Histoire de la France pour nos enfants


Le monde féodal
Le chevalier est un guerrier professionnel.

Son équipement
C’est un combattant à cheval.
Un vêtement de mailles de fer protège son corps, c’est le haubert, un capuchon de cuir enveloppe sa tête ; par-dessus il met le heaume en métal, muni d’un nasal ou recouvrant toute la tête ; un gantelet de fer protège sa main droite, des chausses métalliques protègent ses pieds. Il tient dans sa main gauche un grand bouclier, l’écu qui porte son emblème : les armoiries destinées à le faire reconnaître au combat.
Au XIIIème siècle, une housse, également à ses armoiries, le caparaçon recouvre entièrement le cheval.
Ainsi couvert de fer de la tête au pied, le chevalier est presque invulnérable.
Il faut à ses guerriers une race de chevaux robustes, les destriers, car équipement et armement arrivent à peser jusqu’à 80 kilos. Tombé à terre, le chevalier est incapable de se relever tout seul.
Pour que les cavaliers, aussi lourdement équipés puissent ainsi foncer les uns contre les autres et résister à la charge des lances adverses, ils doivent tenir solidement sur leurs chevaux.
Plusieurs innovations le leur permettent :
- ils sont assis sur une lourde selle relevée à l’avant et à l’arrière par les arçons (d’où le verbe désarçonner).
- Leurs pieds sont calés par des étriers
- Les sabots des chevaux sont ferrés.

Le seigneur consacre tout son temps à la guerre.
Son éducation commence très tôt : vers 12 ans il rentre comme page (ou damoiseau) au service d’un grand seigneur.
A quatorze ans il devient écuyer c’est-à-dire qu’il accompagne le seigneur à la guerre en portant son bouclier : l’écu.
Vers dix-huit ou vingt ans il est armé chevalier dans la cérémonie de l’adoubement, au cours de laquelle le seigneur lui remet ses armes et ses armoiries. Son épée, qu’il jure de mettre au service du bien est bénie par l’Eglise.
On remarque que l’instruction n’a pas de place dans cette éducation.
Son entrainement est permanent. La chasse et les tournois occupent les mois d’hiver et sont des simulacres de combats, le plus souvent aussi dangereux que les vrais.

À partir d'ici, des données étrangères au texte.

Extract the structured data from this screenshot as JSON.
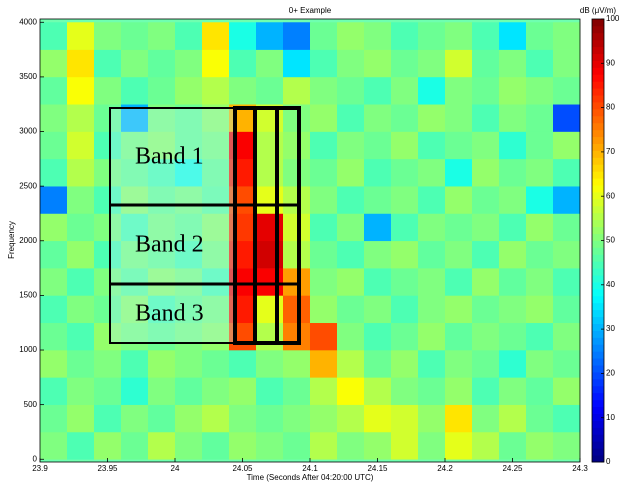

Un état de guerre permanent
Le danger des invasions passé, la guerre est restée l’occupation constante des seigneurs.
A côté de la guerre nationale faite à l’appel du roi, les seigneurs se livrent bataille entre eux pour défendre leurs intérêts personnels : le plus souvent à propos de la possession d’une terre.
On défonce les murs des châteaux avec des grosses poutres, les bêliers ou d’énormes lance-pierres, les catapultes.
On pille les champs et les villages de l’ennemi, on brûle les récoltes, on coupe des arbres fruitiers, pour le priver de ressources.
Pour chaque engagement, on réunit une petite troupe d’une trentaine de chevaliers, qui parfaitement alignés chargent ensemble la ligne adverse au galop des lourds destriers.
On ne cherche pas forcément à tuer son adversaire ; on chercher plutôt à le faire prisonnier afin, non seulement de se procurer un riche butin (ses armes, ses chevaux), mais encore d’en tirer une bonne rançon.
Ces guerres occasionnent donc des dégâts considérables.